It’s never too late for a family
My husband and I married in our thirties and Mother Nature did not provide us a biological child, though we dearly wanted one. We are closing in on 40 years of age and wonder if creating a family through adoption is realistic or simply a pipe dream. We know you are an adoptive parent and had an extensive career in adoption work, so wonder what you thought.
Still Dreaming of a Family
Dear Still Dreaming of a Family,
How exciting to be still dreaming of a family! The Adoption Council of Ontario says ‘it is never too late for a family.’ That statement applies both to the adoptive parents and the children and youth who cannot grow up in the family in which they were born. When people tell me, they want a family and are thinking of adoption my heart starts to race, because adoption is such a win-win symbiotic situation. Families who want to raise and nurture children are able to do so and children who need permanent committed adults in their corner for life, can get highly motivated, competent parents.
All kinds of people in their 40’s adopt children. Indeed, all kinds of people in their 40’s have biological children too. Rather than your age I would suggest you focus on some of the following questions in assessing yourselves as suitable adoptive parents:
Can you offer a child a secure, loving, caring home? Are both you and your husband equally ready to make a long-term commitment to another human being? Are you, as a couple, able to physically, emotionally and financially carry the responsibilities of raising a child? Are you and your husband, together, willing to be part of the complicated adoption process and the many steps involved in making a successful adoption happen?
The most common way to adopt in Ontario is through your local Children’s Aid Society. The Children’s Aid Society of Ottawa has a mission ‘to ensure the safety and well-being of children by strengthening the capacities of families and communities.’ When it is determined that a child can no longer be safely raised in the family in which he/she was born, an adoption plan is sometimes made with prospective adoptive families who can meet the needs of the child. The children are usually older or teenagers. Prospective adoptive parents need to accept and embrace openness, which is ongoing contact with persons of significance in the child’s life prior to adoption. In 2016/17 in Ontario, there were 767 adoptions through a Children’s Aid Society, one third of which included openness. The entire process is free.

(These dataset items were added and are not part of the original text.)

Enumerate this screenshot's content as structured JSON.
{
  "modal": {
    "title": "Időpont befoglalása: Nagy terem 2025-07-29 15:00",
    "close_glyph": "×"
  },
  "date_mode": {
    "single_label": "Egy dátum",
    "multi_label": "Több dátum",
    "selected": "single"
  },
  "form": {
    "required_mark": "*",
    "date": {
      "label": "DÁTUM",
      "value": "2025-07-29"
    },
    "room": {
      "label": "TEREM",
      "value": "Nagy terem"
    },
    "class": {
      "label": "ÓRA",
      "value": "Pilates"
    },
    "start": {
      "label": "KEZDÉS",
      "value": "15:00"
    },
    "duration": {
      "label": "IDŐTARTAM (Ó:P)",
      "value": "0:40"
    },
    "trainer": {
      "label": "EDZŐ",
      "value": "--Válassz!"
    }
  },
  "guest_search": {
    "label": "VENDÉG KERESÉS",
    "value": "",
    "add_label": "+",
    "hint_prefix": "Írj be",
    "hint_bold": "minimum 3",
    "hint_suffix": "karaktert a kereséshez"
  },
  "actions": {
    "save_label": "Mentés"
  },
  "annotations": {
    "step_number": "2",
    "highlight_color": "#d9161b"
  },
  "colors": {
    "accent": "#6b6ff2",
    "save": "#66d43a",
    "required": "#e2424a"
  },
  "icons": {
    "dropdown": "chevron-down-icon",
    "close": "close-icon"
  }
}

One of the ways to help yourselves decide whether you wish to pursue an adoption is to take in an adoption information session where you will learn about the adoption process and the implications of your decision on a child, the birth family, and you, the prospective adoptive family. The next virtual information session is on December 3, 2020 from 6 to 8 p.m. with the Ottawa Children’s Aid Society. Interested families can register a t613-742-1620 extension 2.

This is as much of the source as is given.